Oral steroids reserved for serious asthma, while COPD is generally unresponsive to oral steroids.

Question 30

What drugs, besides anticholinergics and ICS, are used to treat COPD? Give examples for each class.

Answer 30

Antibiotics (Azithromycin)

Mucolytic (N-Ac to break disulfide bonds)

PDE4 inhibitors (Roflumilast)

Question 31

How is cystic fibrosis treated?

Is there a cure?

Answer 31

Antibiotics for the infections, bronchodilators, anti-inflammatories, as well as Dornase and Ivacaftor*.

No, no cure. Survival rarely exceeds 30yrs of age.

Question 32

Dornase Alpha

What is its mechanism of action?

How is it administered?

Answer 32

Dornase Alpha

Recombinant DNAase which breaks down DNA released by neutrophils which contributes to viscosity. This improves mucous clearance.

Inhaled.

Question 33

Ivacaftor

What is its mechanism of action?

How widely used is it?

Answer 33

Ivacaftor

Opens the mutated chloride transport channel.

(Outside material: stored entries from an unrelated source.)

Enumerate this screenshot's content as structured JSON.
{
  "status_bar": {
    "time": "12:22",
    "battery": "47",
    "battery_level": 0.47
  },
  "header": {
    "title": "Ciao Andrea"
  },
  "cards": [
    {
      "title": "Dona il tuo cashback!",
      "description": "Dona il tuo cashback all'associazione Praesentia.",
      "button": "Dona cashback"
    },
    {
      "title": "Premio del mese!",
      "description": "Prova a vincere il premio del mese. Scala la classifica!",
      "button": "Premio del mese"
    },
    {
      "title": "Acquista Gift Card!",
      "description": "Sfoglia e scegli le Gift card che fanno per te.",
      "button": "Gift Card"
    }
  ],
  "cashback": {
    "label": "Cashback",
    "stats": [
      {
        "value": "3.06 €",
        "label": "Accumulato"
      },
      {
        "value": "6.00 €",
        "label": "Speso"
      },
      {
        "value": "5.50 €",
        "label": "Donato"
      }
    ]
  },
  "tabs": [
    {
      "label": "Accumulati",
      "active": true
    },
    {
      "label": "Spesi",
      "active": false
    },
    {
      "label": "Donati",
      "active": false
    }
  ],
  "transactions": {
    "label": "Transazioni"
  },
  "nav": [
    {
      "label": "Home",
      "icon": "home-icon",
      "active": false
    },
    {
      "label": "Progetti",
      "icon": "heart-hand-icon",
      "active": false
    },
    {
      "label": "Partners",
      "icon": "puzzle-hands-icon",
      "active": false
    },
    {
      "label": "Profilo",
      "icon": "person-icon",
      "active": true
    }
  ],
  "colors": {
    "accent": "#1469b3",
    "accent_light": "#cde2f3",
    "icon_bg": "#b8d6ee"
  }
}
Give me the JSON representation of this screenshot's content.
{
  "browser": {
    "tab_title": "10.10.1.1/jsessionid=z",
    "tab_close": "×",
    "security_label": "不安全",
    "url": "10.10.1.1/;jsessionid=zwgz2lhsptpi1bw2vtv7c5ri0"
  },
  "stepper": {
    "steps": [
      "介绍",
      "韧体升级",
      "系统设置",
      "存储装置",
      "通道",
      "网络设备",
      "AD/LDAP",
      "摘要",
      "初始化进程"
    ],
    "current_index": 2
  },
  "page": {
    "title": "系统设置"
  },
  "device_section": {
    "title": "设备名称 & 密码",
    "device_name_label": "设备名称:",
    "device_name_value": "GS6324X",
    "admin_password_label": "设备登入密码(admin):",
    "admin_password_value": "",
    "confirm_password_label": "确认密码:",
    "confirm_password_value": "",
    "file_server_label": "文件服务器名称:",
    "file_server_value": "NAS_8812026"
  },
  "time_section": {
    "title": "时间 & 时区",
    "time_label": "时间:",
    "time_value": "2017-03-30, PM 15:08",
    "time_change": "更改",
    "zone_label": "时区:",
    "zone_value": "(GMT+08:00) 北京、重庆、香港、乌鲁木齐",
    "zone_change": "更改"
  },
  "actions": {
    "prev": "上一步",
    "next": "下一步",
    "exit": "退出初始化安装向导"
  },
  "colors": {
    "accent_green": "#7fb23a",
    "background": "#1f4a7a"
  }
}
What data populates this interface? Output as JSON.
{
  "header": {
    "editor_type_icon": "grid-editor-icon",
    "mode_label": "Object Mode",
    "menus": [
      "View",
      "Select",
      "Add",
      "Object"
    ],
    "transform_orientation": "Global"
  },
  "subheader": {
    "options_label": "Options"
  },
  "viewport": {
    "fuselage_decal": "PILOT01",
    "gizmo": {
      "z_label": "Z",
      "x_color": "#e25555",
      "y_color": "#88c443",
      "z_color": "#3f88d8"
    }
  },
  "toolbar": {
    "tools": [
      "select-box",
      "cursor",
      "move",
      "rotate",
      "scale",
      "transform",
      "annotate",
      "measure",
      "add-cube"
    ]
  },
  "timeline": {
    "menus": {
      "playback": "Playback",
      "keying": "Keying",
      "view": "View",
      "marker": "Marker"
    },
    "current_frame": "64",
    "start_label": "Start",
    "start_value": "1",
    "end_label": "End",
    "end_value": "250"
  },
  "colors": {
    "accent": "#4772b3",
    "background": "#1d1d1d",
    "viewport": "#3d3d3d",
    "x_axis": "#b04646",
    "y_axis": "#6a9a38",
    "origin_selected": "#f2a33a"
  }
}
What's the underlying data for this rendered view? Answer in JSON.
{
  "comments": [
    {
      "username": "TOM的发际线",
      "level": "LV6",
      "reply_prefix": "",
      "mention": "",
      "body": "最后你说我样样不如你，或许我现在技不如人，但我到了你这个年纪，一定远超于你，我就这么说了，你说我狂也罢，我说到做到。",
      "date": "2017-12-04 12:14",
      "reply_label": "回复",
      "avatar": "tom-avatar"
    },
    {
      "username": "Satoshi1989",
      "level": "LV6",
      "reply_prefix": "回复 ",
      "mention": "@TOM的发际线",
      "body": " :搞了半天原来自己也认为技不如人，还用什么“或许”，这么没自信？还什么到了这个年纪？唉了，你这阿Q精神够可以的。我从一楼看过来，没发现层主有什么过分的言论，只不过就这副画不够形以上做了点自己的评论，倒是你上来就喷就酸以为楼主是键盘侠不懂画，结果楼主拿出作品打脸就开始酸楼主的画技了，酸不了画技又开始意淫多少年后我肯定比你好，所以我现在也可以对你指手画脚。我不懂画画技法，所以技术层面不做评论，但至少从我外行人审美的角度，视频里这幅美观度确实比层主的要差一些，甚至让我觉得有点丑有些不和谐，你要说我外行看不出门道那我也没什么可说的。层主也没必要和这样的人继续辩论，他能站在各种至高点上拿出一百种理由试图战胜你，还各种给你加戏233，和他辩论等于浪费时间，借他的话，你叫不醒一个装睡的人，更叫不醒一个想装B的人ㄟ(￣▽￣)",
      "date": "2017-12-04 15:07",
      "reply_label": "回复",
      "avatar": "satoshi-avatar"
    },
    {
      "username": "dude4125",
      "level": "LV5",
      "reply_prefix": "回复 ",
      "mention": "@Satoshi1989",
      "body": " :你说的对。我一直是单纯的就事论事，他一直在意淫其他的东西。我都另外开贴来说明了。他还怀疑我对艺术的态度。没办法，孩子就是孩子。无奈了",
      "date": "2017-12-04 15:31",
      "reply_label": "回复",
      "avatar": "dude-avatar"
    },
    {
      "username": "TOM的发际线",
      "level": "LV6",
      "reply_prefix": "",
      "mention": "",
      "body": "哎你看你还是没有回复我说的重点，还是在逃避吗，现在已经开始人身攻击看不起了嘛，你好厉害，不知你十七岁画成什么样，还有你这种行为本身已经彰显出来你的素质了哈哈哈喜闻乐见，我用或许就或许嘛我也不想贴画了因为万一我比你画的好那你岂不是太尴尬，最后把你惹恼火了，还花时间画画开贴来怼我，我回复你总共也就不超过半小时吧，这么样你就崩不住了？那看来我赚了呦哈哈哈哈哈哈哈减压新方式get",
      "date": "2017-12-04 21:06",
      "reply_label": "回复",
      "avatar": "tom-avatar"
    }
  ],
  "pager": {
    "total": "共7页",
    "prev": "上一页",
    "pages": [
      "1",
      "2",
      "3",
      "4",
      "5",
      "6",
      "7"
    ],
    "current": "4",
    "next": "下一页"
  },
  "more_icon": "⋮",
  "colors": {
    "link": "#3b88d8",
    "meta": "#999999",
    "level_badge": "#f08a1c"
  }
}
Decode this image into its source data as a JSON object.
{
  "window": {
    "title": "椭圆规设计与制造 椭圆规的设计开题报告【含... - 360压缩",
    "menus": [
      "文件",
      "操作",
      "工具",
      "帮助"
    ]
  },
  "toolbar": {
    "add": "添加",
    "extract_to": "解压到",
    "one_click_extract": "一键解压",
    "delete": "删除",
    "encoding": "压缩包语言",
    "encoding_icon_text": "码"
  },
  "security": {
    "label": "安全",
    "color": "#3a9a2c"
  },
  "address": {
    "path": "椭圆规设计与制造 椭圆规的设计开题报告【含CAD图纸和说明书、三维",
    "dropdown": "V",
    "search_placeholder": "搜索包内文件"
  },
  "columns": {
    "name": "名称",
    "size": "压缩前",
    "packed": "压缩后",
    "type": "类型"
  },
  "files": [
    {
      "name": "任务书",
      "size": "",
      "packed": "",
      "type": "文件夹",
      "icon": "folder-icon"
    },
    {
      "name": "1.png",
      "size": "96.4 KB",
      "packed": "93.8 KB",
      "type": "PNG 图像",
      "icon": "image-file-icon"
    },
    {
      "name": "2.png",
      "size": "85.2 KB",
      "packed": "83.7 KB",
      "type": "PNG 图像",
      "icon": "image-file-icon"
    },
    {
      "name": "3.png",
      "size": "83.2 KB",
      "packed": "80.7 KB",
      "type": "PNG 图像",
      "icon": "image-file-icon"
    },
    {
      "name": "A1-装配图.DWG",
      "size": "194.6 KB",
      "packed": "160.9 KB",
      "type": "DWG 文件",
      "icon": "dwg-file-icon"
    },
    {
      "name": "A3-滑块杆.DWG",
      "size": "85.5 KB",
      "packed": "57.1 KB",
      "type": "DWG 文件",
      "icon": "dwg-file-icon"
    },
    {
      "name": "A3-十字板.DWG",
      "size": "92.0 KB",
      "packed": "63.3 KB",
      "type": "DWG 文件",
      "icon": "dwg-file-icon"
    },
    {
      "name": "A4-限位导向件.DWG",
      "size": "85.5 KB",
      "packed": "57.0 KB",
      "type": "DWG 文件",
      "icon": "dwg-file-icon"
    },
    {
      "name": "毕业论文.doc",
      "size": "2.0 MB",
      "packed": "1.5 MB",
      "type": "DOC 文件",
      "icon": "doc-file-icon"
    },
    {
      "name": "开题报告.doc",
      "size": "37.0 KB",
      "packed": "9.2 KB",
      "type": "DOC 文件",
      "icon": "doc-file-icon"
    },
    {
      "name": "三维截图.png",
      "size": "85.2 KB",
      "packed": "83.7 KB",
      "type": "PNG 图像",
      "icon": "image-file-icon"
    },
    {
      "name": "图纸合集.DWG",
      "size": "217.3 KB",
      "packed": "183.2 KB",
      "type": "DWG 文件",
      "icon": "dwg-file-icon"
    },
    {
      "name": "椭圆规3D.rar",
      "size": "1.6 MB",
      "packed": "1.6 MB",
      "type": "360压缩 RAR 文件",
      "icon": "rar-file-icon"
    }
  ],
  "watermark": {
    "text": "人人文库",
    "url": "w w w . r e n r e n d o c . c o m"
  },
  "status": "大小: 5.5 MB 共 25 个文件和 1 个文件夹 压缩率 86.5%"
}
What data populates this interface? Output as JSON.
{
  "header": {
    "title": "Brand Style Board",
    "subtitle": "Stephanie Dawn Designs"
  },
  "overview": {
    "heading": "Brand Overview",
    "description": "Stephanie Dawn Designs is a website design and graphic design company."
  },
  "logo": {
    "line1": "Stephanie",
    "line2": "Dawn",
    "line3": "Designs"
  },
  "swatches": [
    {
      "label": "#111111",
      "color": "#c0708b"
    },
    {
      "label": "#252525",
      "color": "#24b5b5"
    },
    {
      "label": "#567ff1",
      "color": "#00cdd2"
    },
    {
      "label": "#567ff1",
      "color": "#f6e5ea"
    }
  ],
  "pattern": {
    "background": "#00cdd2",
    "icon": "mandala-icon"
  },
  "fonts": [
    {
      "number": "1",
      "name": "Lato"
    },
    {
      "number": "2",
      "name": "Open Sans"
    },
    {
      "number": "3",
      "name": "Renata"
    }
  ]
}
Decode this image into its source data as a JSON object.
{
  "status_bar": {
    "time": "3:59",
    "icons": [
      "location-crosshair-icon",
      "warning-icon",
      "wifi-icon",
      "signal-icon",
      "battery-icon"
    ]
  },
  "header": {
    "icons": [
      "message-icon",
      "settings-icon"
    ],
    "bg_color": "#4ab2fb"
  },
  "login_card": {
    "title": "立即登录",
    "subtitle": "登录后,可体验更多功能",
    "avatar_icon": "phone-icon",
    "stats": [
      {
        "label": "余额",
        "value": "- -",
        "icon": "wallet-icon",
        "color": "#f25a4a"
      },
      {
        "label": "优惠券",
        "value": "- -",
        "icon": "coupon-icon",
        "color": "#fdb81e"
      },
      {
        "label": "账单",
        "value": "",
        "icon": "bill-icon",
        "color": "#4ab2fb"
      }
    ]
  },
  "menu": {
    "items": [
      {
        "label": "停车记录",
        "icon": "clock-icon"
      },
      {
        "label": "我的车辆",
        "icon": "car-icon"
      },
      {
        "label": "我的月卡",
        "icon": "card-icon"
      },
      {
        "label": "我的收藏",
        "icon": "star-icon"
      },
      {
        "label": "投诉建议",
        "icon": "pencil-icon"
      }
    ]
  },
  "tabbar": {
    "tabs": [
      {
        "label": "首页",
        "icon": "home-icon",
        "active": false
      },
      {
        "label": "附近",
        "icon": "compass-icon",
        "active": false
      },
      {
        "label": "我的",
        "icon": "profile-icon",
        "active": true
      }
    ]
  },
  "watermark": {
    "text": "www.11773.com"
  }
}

Not widely used, only 5% of mutated channels respond to it. Also very expensive.

Question 34

What major problem of delivery is associated with inhalant use?

What devices help avoid this?

Answer 34

Many inhalants deposit the drug into the pharynx where it is swallowed and does not act on the lung.

Spacers reduce particle velocity and size for better pulmonary direction. Dry powder inhalers also deposit less on the pharynx, as do nebulizers.

Question 35

By what routes can an inhaled drug enter systemic circulation?

Answer 35

Ingestion leading to GI absorption.

Dispersal to the circulation from the lungs.